Burying  logs has several advantages.  It raises the soil above the surrounding area.  As there are two springs on my allotment, raising the soil level means that the water flows below the soil and into the subsoil.   The surface 6 to 8 inches are normally well drained.  The logs and brush wood seem to leave drainage spaces in the soil which water can flow through easily.  I am burying carbon that would otherwise be converted into carbon dioxide and add to the carbon load of the atmosphere.  While carbon dioxide and methane are produced from the rotting process, I would suggest that most of the carbon will be left in the soil.  There is evidence that soil could be a carbon sink and buried carbon in the form of logs and brushwood could stay in the soil for hundred or even thousands of years.

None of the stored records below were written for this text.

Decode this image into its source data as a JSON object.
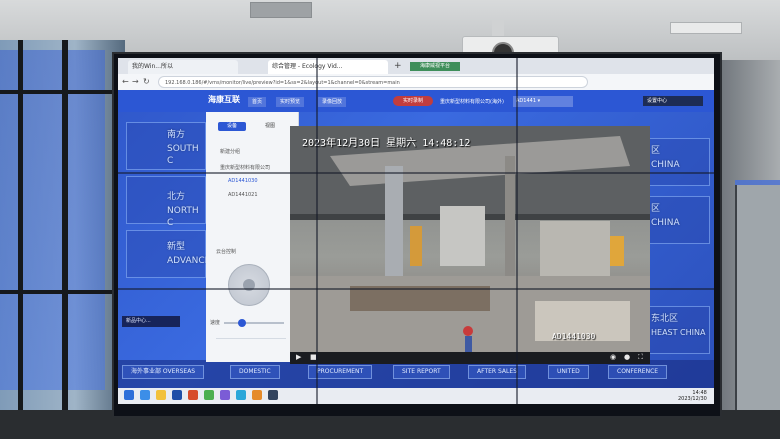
{
  "browser": {
    "tab1_title": "我的Win...所以",
    "tab2_title": "综合管理 - Ecology Vid...",
    "new_tab": "+",
    "tab_badge": "海康威视平台",
    "address": "192.168.0.186/#/vms/monitor/live/preview?id=1&ss=2&layout=1&channel=0&stream=main",
    "nav_back": "←",
    "nav_forward": "→",
    "nav_reload": "↻"
  },
  "app": {
    "logo": "海康互联",
    "tabs": [
      "首页",
      "实时预览",
      "录像回放"
    ],
    "status_pill": "实时录制",
    "org_select": "重庆新型材料有限公司(海外)",
    "camera_select": "AD1441 ▾",
    "user_area": "设置中心"
  },
  "panel": {
    "tab_active": "设备",
    "tab_inactive": "视图",
    "items": [
      "新建分组",
      "重庆新型材料有限公司",
      "AD1441030",
      "AD1441021"
    ],
    "ptz_label": "云台控制",
    "zoom_label": "速度"
  },
  "video": {
    "osd_timestamp": "2023年12月30日 星期六 14:48:12",
    "camera_id": "AD1441030"
  },
  "dashboard": {
    "left_labels": [
      {
        "cn": "南方",
        "en": "SOUTH C"
      },
      {
        "cn": "北方",
        "en": "NORTH C"
      },
      {
        "cn": "新型",
        "en": "ADVANCE"
      }
    ],
    "right_labels": [
      "区",
      "CHINA",
      "区",
      "CHINA",
      "东北区",
      "HEAST CHINA"
    ],
    "bottom_tabs": [
      "海外事业部 OVERSEAS",
      "DOMESTIC",
      "PROCUREMENT",
      "SITE REPORT",
      "AFTER SALES",
      "UNITED",
      "CONFERENCE"
    ],
    "chip": "新品中心..."
  },
  "taskbar": {
    "time": "14:48",
    "date": "2023/12/30"
  },
  "colors": {
    "app_blue": "#2c57d4",
    "dashboard_blue": "#3a6ae0",
    "status_red": "#c23d3d"
  }
}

3 Responses to “Is burning the best way to get rid of diseased plants?”

  1. Vachtra Says:

    I hear you. I don’t bury them. I just have an out of the way area where it all composts. I live on a downslope and it helps keep some of the water from running off entirely and instead soaks into the ground. My yard loves it.

  2. liz Says:

    I agree, I don’t believe burning is the way to go and I’m always surprised when they suggest it on shows such as Gardener’s World… Especially these days when everyone is trying to be carbon neutral!

  3. Christine Says:

    I do admit that I have had two bonfires since I took on the allotment - that’s one a year. It has to be done when the pigeon men on the adjacent plots aren’t racing their pigeons (doesn’t do them any good). With a clay soil, I’ve no intention of going down anywhere near the subsoil as I’m just only just getting a workable amount of topsoil after three years (previous tenants certainly didn’t believe in adding compost). And the wood ash on the compost heap is a valuable commodity. However I’ve now burned the backlog of rotten timber that I inherited so that will ensure that there’s no need of more fires. Diseased plant material? In the bag and down the tip when there is anything that I don’t want to compost. We have a visit to the tip about twice a year to get rid of “stuff” that turns up which can’t be used. But yes, I don’t see the point of burning excessively. Certainly not some of the things that other allotment holderss would burn.